= Jean Daninos =

Jean Daninos (2 December 1906 – 13 October 2001) was a Greek-French constructor of luxury cars Facel Vega, born in Paris.

The brother of the Pierre Daninos, Jean Daninos had founded the company FACEL (Forges et Ateliers des Constructions d'Eure-et-Loir, forge and construction workshop for the department of Eure-et-Loir) in 1939 with hopes of one day designing and manufacturing his own automobile. An engineer, he had previously collaborated with Citroën on the Traction Avant and had worked in the aviation field.

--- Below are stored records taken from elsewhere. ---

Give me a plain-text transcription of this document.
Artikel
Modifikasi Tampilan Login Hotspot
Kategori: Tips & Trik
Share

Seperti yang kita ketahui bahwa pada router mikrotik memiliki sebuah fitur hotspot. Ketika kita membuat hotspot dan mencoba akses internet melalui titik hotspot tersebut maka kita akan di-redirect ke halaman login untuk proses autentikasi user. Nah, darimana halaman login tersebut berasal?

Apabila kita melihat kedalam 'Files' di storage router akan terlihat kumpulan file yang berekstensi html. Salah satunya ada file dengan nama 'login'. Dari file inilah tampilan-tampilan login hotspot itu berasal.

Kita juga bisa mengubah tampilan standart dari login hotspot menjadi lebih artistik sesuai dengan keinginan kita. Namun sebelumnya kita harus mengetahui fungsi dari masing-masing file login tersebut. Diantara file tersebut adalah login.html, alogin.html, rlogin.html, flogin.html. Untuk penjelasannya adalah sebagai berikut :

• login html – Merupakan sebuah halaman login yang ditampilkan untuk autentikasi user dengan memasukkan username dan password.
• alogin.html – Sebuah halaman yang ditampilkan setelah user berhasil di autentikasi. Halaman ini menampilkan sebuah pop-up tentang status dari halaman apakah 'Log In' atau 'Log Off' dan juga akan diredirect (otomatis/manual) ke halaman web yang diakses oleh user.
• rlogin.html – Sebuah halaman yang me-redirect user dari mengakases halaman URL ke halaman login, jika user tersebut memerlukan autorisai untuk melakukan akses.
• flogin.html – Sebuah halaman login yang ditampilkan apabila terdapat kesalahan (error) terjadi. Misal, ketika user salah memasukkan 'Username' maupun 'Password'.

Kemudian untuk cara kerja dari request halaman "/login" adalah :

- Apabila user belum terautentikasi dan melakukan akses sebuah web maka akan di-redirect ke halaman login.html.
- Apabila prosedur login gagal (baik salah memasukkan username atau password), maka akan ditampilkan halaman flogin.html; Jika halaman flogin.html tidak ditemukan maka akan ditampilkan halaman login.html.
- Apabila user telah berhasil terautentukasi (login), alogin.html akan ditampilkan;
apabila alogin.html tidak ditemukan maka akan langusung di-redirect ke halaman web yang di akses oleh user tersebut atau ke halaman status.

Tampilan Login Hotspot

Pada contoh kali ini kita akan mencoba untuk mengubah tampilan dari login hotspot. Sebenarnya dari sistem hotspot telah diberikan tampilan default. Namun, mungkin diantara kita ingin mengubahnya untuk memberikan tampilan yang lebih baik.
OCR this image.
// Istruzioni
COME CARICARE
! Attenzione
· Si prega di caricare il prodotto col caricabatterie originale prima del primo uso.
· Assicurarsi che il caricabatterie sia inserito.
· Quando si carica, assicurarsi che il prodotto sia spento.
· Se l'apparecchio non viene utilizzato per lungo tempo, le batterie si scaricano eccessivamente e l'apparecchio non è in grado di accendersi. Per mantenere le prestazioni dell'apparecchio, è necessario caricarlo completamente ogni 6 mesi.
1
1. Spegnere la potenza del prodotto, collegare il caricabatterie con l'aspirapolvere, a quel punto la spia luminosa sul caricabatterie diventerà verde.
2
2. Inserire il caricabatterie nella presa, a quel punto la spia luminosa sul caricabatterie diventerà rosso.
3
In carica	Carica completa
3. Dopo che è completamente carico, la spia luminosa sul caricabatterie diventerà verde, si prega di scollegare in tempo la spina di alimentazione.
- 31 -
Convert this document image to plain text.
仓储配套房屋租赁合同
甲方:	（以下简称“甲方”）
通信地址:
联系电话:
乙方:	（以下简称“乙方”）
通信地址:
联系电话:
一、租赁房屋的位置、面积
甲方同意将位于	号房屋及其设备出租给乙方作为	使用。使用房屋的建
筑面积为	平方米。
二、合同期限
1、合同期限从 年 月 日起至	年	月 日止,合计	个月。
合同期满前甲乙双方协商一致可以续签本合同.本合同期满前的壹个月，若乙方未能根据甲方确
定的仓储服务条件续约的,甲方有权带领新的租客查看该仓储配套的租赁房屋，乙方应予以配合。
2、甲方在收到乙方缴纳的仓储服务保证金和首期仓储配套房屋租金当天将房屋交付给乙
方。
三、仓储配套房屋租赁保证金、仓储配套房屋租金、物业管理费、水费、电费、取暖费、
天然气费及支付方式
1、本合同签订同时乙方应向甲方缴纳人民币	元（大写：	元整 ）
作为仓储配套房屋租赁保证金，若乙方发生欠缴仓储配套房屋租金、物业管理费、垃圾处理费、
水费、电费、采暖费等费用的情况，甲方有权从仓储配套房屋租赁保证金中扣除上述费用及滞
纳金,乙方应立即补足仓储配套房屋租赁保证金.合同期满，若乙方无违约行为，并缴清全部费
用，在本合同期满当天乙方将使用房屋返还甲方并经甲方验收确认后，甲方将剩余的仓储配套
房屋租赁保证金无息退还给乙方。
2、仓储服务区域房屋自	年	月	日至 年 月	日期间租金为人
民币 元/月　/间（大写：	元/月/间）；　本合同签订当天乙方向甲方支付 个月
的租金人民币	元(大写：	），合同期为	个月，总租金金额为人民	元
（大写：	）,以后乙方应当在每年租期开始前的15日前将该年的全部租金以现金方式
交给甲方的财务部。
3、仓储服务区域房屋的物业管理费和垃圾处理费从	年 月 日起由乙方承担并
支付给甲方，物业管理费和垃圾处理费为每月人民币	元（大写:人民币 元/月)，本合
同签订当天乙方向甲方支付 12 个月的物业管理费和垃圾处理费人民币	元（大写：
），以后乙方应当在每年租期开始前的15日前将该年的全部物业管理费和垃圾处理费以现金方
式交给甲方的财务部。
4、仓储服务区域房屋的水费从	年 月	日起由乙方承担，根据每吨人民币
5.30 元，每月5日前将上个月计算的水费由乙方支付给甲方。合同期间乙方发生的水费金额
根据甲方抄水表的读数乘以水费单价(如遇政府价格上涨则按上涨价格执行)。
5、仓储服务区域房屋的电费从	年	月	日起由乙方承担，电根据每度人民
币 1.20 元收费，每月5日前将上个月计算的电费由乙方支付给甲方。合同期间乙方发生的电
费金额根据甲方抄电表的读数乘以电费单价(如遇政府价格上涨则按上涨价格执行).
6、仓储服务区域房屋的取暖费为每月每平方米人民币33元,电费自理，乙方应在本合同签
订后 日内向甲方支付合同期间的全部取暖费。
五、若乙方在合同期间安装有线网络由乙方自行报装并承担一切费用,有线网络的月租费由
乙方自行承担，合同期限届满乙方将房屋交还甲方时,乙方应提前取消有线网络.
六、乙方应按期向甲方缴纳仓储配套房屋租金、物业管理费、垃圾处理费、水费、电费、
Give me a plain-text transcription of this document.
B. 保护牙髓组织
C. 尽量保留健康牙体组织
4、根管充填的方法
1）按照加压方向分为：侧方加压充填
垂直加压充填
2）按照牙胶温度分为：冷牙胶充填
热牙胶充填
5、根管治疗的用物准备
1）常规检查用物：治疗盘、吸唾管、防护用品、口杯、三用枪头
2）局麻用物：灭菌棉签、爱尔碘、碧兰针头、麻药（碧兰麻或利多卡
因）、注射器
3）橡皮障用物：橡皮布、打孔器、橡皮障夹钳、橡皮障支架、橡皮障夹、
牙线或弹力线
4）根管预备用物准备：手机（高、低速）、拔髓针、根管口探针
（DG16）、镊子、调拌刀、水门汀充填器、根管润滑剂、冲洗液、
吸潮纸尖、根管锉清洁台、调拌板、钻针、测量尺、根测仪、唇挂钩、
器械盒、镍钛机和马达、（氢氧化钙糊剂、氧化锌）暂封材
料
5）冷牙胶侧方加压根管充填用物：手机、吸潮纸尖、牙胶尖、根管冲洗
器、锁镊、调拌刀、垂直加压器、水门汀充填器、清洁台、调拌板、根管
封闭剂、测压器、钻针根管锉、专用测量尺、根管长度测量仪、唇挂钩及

The FACEL company produced the bodies of custom cars like the Panhard Dyna cabriolet and the Ford Comète. He had also a long time business partnership with Henri Théodore Pigozzi CEO of Simca. All the stylish Aronde sports derivatives (coupes and convertibles called PLein Ciel and Océane, targeted for well to do women customers ) were manufactured by Facel.
However Pigozzi and Simca chose cheaper and more trendy Carrozzeria Bertone for the later the Simca 1000 derivatives (Simca 1200S) and ended the Simca partnership. The first Facel Vega model, designed by Daninos himself, debuted in 1954, equipped with a Chrysler engine. Daninos counted among his clients celebrities including (Tony Curtis, Ava Gardner) and racing drivers (Stirling Moss, Maurice Trintignant). Several sports car models followed until the company's demise in the mid-1960s. During ten years of production, FACEL had manufactured 3,000 automobiles.

Daninos died in Cannes at age 94 from cancer. He was buried with his relatives in Jouy-en-Josas.